The good news was that UK CPI fell from 3.2% to 3.1%. The less good news was that this was 0.1% higher than expectations and remains above the 3.0% upper bound (inflation hasn’t been below 3% since December last year). The worrying news was that the Core CPI measure, which excludes food, alcohol, tobacco and energy prices, jumped 0.2% to 3.1%, and was 0.3% above expectations. Core inflation strips out the more volatile elements of inflation, and if you believe these elements are temporary in nature, then it provides a ‘truer’ picture of inflation. This is the highest core inflation rate since records began in 1997, although it’s a rate that’s been equalled twice already this year. This chart shows CPI versus core CPI since 1997.

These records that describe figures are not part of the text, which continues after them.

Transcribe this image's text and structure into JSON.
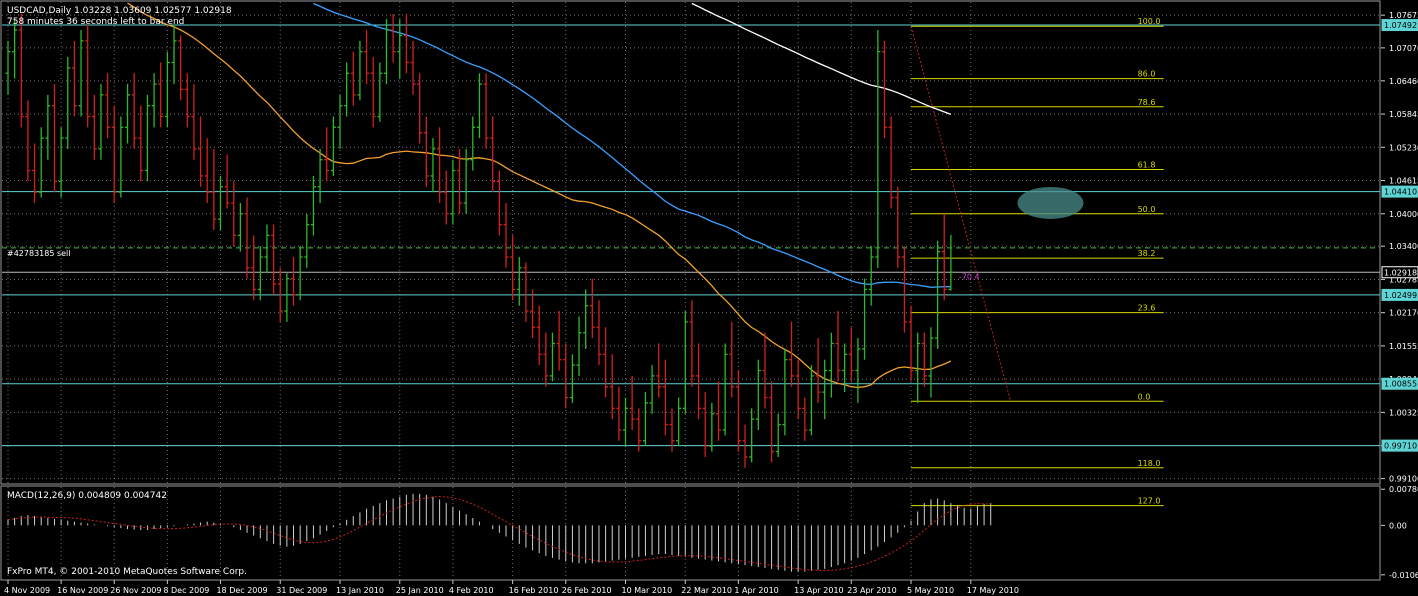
{
  "header": {
    "symbol_line": "USDCAD,Daily  1.03228 1.03609 1.02577 1.02918",
    "timer_line": "758 minutes 36 seconds left to bar end"
  },
  "order_label": "#42783185 sell",
  "pips_label": "-70.4",
  "macd_header": "MACD(12,26,9) 0.004809 0.004742",
  "copyright": "FxPro MT4, © 2001-2010 MetaQuotes Software Corp.",
  "colors": {
    "bull": "#2db82d",
    "bear": "#d22020",
    "grid": "#707070",
    "hline": "#5fd4d4",
    "fib": "#d8d800",
    "ma_orange": "#f0a030",
    "ma_blue": "#3aa0ff",
    "ma_white": "#ffffff",
    "trade": "#40c040",
    "macd_signal": "#c82020",
    "ellipse": "#4a8c8c"
  },
  "chart_data": [
    {
      "type": "candlestick-bars",
      "title": "USDCAD,Daily",
      "ylim": [
        0.99,
        1.079
      ],
      "y_tick_labels": [
        "1.07675",
        "1.07070",
        "1.06460",
        "1.05845",
        "1.05230",
        "1.04615",
        "1.04000",
        "1.03400",
        "1.02785",
        "1.02170",
        "1.01555",
        "1.00940",
        "1.00325",
        "0.99710",
        "0.99100"
      ],
      "y_tick_values": [
        1.07675,
        1.0707,
        1.0646,
        1.05845,
        1.0523,
        1.04615,
        1.04,
        1.034,
        1.02785,
        1.0217,
        1.01555,
        1.0094,
        1.00325,
        0.9971,
        0.991
      ],
      "price_labels": [
        {
          "text": "1.07492",
          "value": 1.07492,
          "style": "cyan"
        },
        {
          "text": "1.04410",
          "value": 1.0441,
          "style": "cyan"
        },
        {
          "text": "1.02918",
          "value": 1.02918,
          "style": "white"
        },
        {
          "text": "1.02499",
          "value": 1.02499,
          "style": "cyan"
        },
        {
          "text": "1.00855",
          "value": 1.00855,
          "style": "cyan"
        },
        {
          "text": "0.99710",
          "value": 0.9971,
          "style": "cyan"
        }
      ],
      "horizontal_lines": [
        1.07492,
        1.0441,
        1.02499,
        1.00855,
        0.9971
      ],
      "order_line_value": 1.0337,
      "current_price": 1.02918,
      "x_labels": [
        "4 Nov 2009",
        "16 Nov 2009",
        "26 Nov 2009",
        "8 Dec 2009",
        "18 Dec 2009",
        "31 Dec 2009",
        "13 Jan 2010",
        "25 Jan 2010",
        "4 Feb 2010",
        "16 Feb 2010",
        "26 Feb 2010",
        "10 Mar 2010",
        "22 Mar 2010",
        "1 Apr 2010",
        "13 Apr 2010",
        "23 Apr 2010",
        "5 May 2010",
        "17 May 2010"
      ],
      "x_label_bar_index": [
        0,
        8,
        16,
        24,
        32,
        41,
        50,
        59,
        67,
        76,
        84,
        93,
        102,
        110,
        119,
        127,
        136,
        145
      ],
      "fibonacci": {
        "start_bar": 136,
        "end_bar": 165,
        "levels": [
          {
            "label": "100.0",
            "value": 1.0747
          },
          {
            "label": "86.0",
            "value": 1.065
          },
          {
            "label": "78.6",
            "value": 1.0598
          },
          {
            "label": "61.8",
            "value": 1.0482
          },
          {
            "label": "50.0",
            "value": 1.04
          },
          {
            "label": "38.2",
            "value": 1.0318
          },
          {
            "label": "23.6",
            "value": 1.0217
          },
          {
            "label": "0.0",
            "value": 1.0053
          },
          {
            "label": "118.0",
            "value": 0.993
          },
          {
            "label": "127.0",
            "value": 0.986
          }
        ]
      },
      "bars": [
        [
          1.066,
          1.072,
          1.062,
          1.07
        ],
        [
          1.07,
          1.076,
          1.065,
          1.074
        ],
        [
          1.074,
          1.077,
          1.056,
          1.058
        ],
        [
          1.058,
          1.061,
          1.046,
          1.048
        ],
        [
          1.048,
          1.053,
          1.042,
          1.044
        ],
        [
          1.044,
          1.056,
          1.043,
          1.054
        ],
        [
          1.054,
          1.062,
          1.05,
          1.06
        ],
        [
          1.06,
          1.064,
          1.044,
          1.046
        ],
        [
          1.046,
          1.056,
          1.043,
          1.054
        ],
        [
          1.054,
          1.069,
          1.052,
          1.067
        ],
        [
          1.067,
          1.072,
          1.058,
          1.06
        ],
        [
          1.06,
          1.074,
          1.058,
          1.072
        ],
        [
          1.072,
          1.075,
          1.056,
          1.058
        ],
        [
          1.058,
          1.062,
          1.05,
          1.052
        ],
        [
          1.052,
          1.064,
          1.05,
          1.062
        ],
        [
          1.062,
          1.066,
          1.054,
          1.056
        ],
        [
          1.056,
          1.06,
          1.042,
          1.044
        ],
        [
          1.044,
          1.058,
          1.043,
          1.056
        ],
        [
          1.056,
          1.064,
          1.053,
          1.062
        ],
        [
          1.062,
          1.066,
          1.052,
          1.054
        ],
        [
          1.054,
          1.06,
          1.046,
          1.048
        ],
        [
          1.048,
          1.062,
          1.046,
          1.06
        ],
        [
          1.06,
          1.066,
          1.056,
          1.064
        ],
        [
          1.064,
          1.068,
          1.056,
          1.058
        ],
        [
          1.058,
          1.07,
          1.056,
          1.068
        ],
        [
          1.068,
          1.075,
          1.064,
          1.072
        ],
        [
          1.072,
          1.073,
          1.061,
          1.063
        ],
        [
          1.063,
          1.066,
          1.056,
          1.058
        ],
        [
          1.058,
          1.064,
          1.05,
          1.052
        ],
        [
          1.052,
          1.058,
          1.045,
          1.047
        ],
        [
          1.047,
          1.054,
          1.042,
          1.044
        ],
        [
          1.044,
          1.052,
          1.037,
          1.039
        ],
        [
          1.039,
          1.047,
          1.037,
          1.045
        ],
        [
          1.045,
          1.051,
          1.041,
          1.042
        ],
        [
          1.042,
          1.046,
          1.034,
          1.036
        ],
        [
          1.036,
          1.042,
          1.033,
          1.04
        ],
        [
          1.04,
          1.043,
          1.028,
          1.03
        ],
        [
          1.03,
          1.036,
          1.024,
          1.026
        ],
        [
          1.026,
          1.034,
          1.024,
          1.032
        ],
        [
          1.032,
          1.038,
          1.029,
          1.036
        ],
        [
          1.036,
          1.038,
          1.025,
          1.027
        ],
        [
          1.027,
          1.03,
          1.02,
          1.022
        ],
        [
          1.022,
          1.029,
          1.02,
          1.028
        ],
        [
          1.028,
          1.032,
          1.023,
          1.025
        ],
        [
          1.025,
          1.034,
          1.024,
          1.032
        ],
        [
          1.032,
          1.04,
          1.03,
          1.038
        ],
        [
          1.038,
          1.047,
          1.036,
          1.045
        ],
        [
          1.045,
          1.052,
          1.042,
          1.05
        ],
        [
          1.05,
          1.056,
          1.046,
          1.048
        ],
        [
          1.048,
          1.058,
          1.047,
          1.056
        ],
        [
          1.056,
          1.062,
          1.052,
          1.06
        ],
        [
          1.06,
          1.068,
          1.058,
          1.066
        ],
        [
          1.066,
          1.07,
          1.06,
          1.062
        ],
        [
          1.062,
          1.072,
          1.061,
          1.07
        ],
        [
          1.07,
          1.074,
          1.064,
          1.066
        ],
        [
          1.066,
          1.069,
          1.056,
          1.058
        ],
        [
          1.058,
          1.068,
          1.057,
          1.066
        ],
        [
          1.066,
          1.076,
          1.064,
          1.074
        ],
        [
          1.074,
          1.077,
          1.068,
          1.07
        ],
        [
          1.07,
          1.076,
          1.065,
          1.073
        ],
        [
          1.073,
          1.077,
          1.066,
          1.068
        ],
        [
          1.068,
          1.072,
          1.062,
          1.064
        ],
        [
          1.064,
          1.066,
          1.053,
          1.055
        ],
        [
          1.055,
          1.058,
          1.045,
          1.047
        ],
        [
          1.047,
          1.054,
          1.044,
          1.052
        ],
        [
          1.052,
          1.056,
          1.042,
          1.044
        ],
        [
          1.044,
          1.048,
          1.038,
          1.04
        ],
        [
          1.04,
          1.05,
          1.038,
          1.048
        ],
        [
          1.048,
          1.052,
          1.04,
          1.042
        ],
        [
          1.042,
          1.052,
          1.04,
          1.05
        ],
        [
          1.05,
          1.058,
          1.048,
          1.056
        ],
        [
          1.056,
          1.066,
          1.054,
          1.064
        ],
        [
          1.064,
          1.066,
          1.052,
          1.054
        ],
        [
          1.054,
          1.058,
          1.044,
          1.046
        ],
        [
          1.046,
          1.048,
          1.036,
          1.038
        ],
        [
          1.038,
          1.042,
          1.03,
          1.032
        ],
        [
          1.032,
          1.036,
          1.024,
          1.026
        ],
        [
          1.026,
          1.032,
          1.023,
          1.03
        ],
        [
          1.03,
          1.031,
          1.02,
          1.022
        ],
        [
          1.022,
          1.026,
          1.017,
          1.019
        ],
        [
          1.019,
          1.023,
          1.012,
          1.014
        ],
        [
          1.014,
          1.018,
          1.008,
          1.01
        ],
        [
          1.01,
          1.018,
          1.009,
          1.016
        ],
        [
          1.016,
          1.022,
          1.011,
          1.013
        ],
        [
          1.013,
          1.016,
          1.004,
          1.006
        ],
        [
          1.006,
          1.014,
          1.005,
          1.012
        ],
        [
          1.012,
          1.021,
          1.01,
          1.018
        ],
        [
          1.018,
          1.026,
          1.015,
          1.023
        ],
        [
          1.023,
          1.028,
          1.017,
          1.019
        ],
        [
          1.019,
          1.024,
          1.012,
          1.014
        ],
        [
          1.014,
          1.019,
          1.006,
          1.008
        ],
        [
          1.008,
          1.014,
          1.002,
          1.004
        ],
        [
          1.004,
          1.008,
          0.998,
          1.0
        ],
        [
          1.0,
          1.006,
          0.997,
          1.004
        ],
        [
          1.004,
          1.01,
          1.0,
          1.002
        ],
        [
          1.002,
          1.004,
          0.996,
          0.998
        ],
        [
          0.998,
          1.007,
          0.997,
          1.005
        ],
        [
          1.005,
          1.012,
          1.003,
          1.01
        ],
        [
          1.01,
          1.016,
          1.006,
          1.008
        ],
        [
          1.008,
          1.013,
          0.999,
          1.001
        ],
        [
          1.001,
          1.004,
          0.996,
          0.998
        ],
        [
          0.998,
          1.006,
          0.997,
          1.004
        ],
        [
          1.004,
          1.022,
          1.003,
          1.02
        ],
        [
          1.02,
          1.024,
          1.008,
          1.01
        ],
        [
          1.01,
          1.016,
          1.002,
          1.004
        ],
        [
          1.004,
          1.007,
          0.995,
          0.997
        ],
        [
          0.997,
          1.005,
          0.996,
          1.003
        ],
        [
          1.003,
          1.009,
          0.998,
          1.0
        ],
        [
          1.0,
          1.016,
          0.999,
          1.014
        ],
        [
          1.014,
          1.02,
          1.006,
          1.008
        ],
        [
          1.008,
          1.011,
          0.996,
          0.998
        ],
        [
          0.998,
          1.001,
          0.993,
          0.995
        ],
        [
          0.995,
          1.004,
          0.994,
          1.002
        ],
        [
          1.002,
          1.013,
          1.0,
          1.011
        ],
        [
          1.011,
          1.018,
          1.004,
          1.006
        ],
        [
          1.006,
          1.009,
          0.994,
          0.996
        ],
        [
          0.996,
          1.003,
          0.995,
          1.001
        ],
        [
          1.001,
          1.015,
          0.999,
          1.013
        ],
        [
          1.013,
          1.02,
          1.008,
          1.01
        ],
        [
          1.01,
          1.013,
          1.002,
          1.004
        ],
        [
          1.004,
          1.006,
          0.998,
          1.0
        ],
        [
          1.0,
          1.012,
          0.999,
          1.01
        ],
        [
          1.01,
          1.017,
          1.005,
          1.007
        ],
        [
          1.007,
          1.013,
          1.002,
          1.011
        ],
        [
          1.011,
          1.018,
          1.006,
          1.016
        ],
        [
          1.016,
          1.022,
          1.009,
          1.011
        ],
        [
          1.011,
          1.016,
          1.007,
          1.014
        ],
        [
          1.014,
          1.019,
          1.009,
          1.011
        ],
        [
          1.011,
          1.017,
          1.005,
          1.015
        ],
        [
          1.015,
          1.028,
          1.013,
          1.026
        ],
        [
          1.026,
          1.034,
          1.023,
          1.032
        ],
        [
          1.032,
          1.074,
          1.03,
          1.07
        ],
        [
          1.07,
          1.072,
          1.054,
          1.056
        ],
        [
          1.056,
          1.058,
          1.041,
          1.043
        ],
        [
          1.043,
          1.045,
          1.03,
          1.032
        ],
        [
          1.032,
          1.034,
          1.018,
          1.02
        ],
        [
          1.02,
          1.023,
          1.009,
          1.011
        ],
        [
          1.011,
          1.018,
          1.005,
          1.016
        ],
        [
          1.016,
          1.018,
          1.008,
          1.01
        ],
        [
          1.01,
          1.019,
          1.006,
          1.017
        ],
        [
          1.017,
          1.035,
          1.015,
          1.033
        ],
        [
          1.033,
          1.04,
          1.024,
          1.026
        ],
        [
          1.026,
          1.0361,
          1.0258,
          1.0292
        ]
      ],
      "macd": {
        "ylim": [
          -0.0118,
          0.0085
        ],
        "y_tick_labels": [
          "0.00780",
          "0.00",
          "-0.01068"
        ],
        "y_tick_values": [
          0.0078,
          0.0,
          -0.01068
        ],
        "histogram": [
          0.0012,
          0.0016,
          0.002,
          0.0022,
          0.002,
          0.0018,
          0.0016,
          0.0014,
          0.0012,
          0.001,
          0.0008,
          0.0006,
          0.0004,
          0.0002,
          0.0,
          -0.0002,
          -0.0004,
          -0.0006,
          -0.0008,
          -0.0009,
          -0.001,
          -0.001,
          -0.0008,
          -0.0006,
          -0.0004,
          -0.0002,
          0.0,
          0.0002,
          0.0004,
          0.0006,
          0.0008,
          0.0006,
          0.0004,
          0.0,
          -0.0004,
          -0.001,
          -0.0016,
          -0.0022,
          -0.0028,
          -0.0034,
          -0.004,
          -0.0044,
          -0.0046,
          -0.0044,
          -0.004,
          -0.0034,
          -0.0028,
          -0.002,
          -0.0012,
          -0.0004,
          0.0004,
          0.0012,
          0.002,
          0.0028,
          0.0036,
          0.0042,
          0.0048,
          0.0054,
          0.0058,
          0.0062,
          0.0066,
          0.0068,
          0.0068,
          0.0066,
          0.0062,
          0.0056,
          0.0048,
          0.004,
          0.0032,
          0.0024,
          0.0016,
          0.0008,
          0.0,
          -0.0008,
          -0.0016,
          -0.0024,
          -0.0032,
          -0.004,
          -0.0048,
          -0.0054,
          -0.006,
          -0.0066,
          -0.007,
          -0.0074,
          -0.0078,
          -0.008,
          -0.0082,
          -0.0082,
          -0.0082,
          -0.008,
          -0.0078,
          -0.0076,
          -0.0074,
          -0.0072,
          -0.007,
          -0.0068,
          -0.0066,
          -0.0064,
          -0.0062,
          -0.0062,
          -0.0064,
          -0.0066,
          -0.0068,
          -0.007,
          -0.0072,
          -0.0074,
          -0.0076,
          -0.0078,
          -0.008,
          -0.0082,
          -0.0084,
          -0.0086,
          -0.0088,
          -0.009,
          -0.0092,
          -0.0094,
          -0.0096,
          -0.0098,
          -0.01,
          -0.01,
          -0.01,
          -0.0098,
          -0.0096,
          -0.0094,
          -0.009,
          -0.0086,
          -0.0082,
          -0.0076,
          -0.007,
          -0.0062,
          -0.0054,
          -0.0046,
          -0.0036,
          -0.0026,
          -0.0016,
          -0.0004,
          0.001,
          0.003,
          0.0048,
          0.0056,
          0.0058,
          0.0054,
          0.0048,
          0.0042,
          0.0038,
          0.0036,
          0.0042,
          0.0046,
          0.0048
        ]
      }
    }
  ]
}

The reason for inflation coming in higher than expected was down to the services component (see chart), which is also a bit worrying. Goods price inflation (currently 55% of the CPI bucket) had been the main driver of the UK inflation rate, with part of the reason likely to have been the lagged effect of sterling weakness (see previous blog here). However, an increase in the services component (45% of CPI) suggests that inflationary pressure is beginning to come from domestic sources rather than international sources.
This does seem to lend some support to the MPC’s chief hawk Andrew Sentance, who has today again argued that spare capacity in the economy is not as large as was previously supposed. As explained from page 9 of his speech today, unemployment is lower than has been seen at this stage of previous cycles (and labour demand may be picking up), companies have adjusted quickly to lower levels of demand and are not reporting significant spare capacity, and wage growth has exceeded expectations. “As spare capacity has not exerted much downward pressure on inflation so far, so there must be a high degree of uncertainty about its future impact”.
Does this mean that we can look forward to a series of interest rate rises soon? Unlikely. Andrew Sentance was the only member to vote for a rate hike in June, and in today’s speech, even he concluded that he is not in favour of a sharp rise in interest rates, favouring “a gradual rise in the Bank Rate which would be aimed to avoid destabilising confidence through a sudden policy lurch”. The majority of MPC members also need to agree with Sentance, which may be tricky if the rumours that Mervyn King believes that the ‘Bank rate will stay low for four years‘ are true. Furthermore, we have little idea yet how the UK or global economy will react to the huge fiscal tightening that is coming, which leads me to believe that even if inflation does rise further through the remainder of this year, UK interest rates are unlikely to rise until economic growth follows a similar trajectory.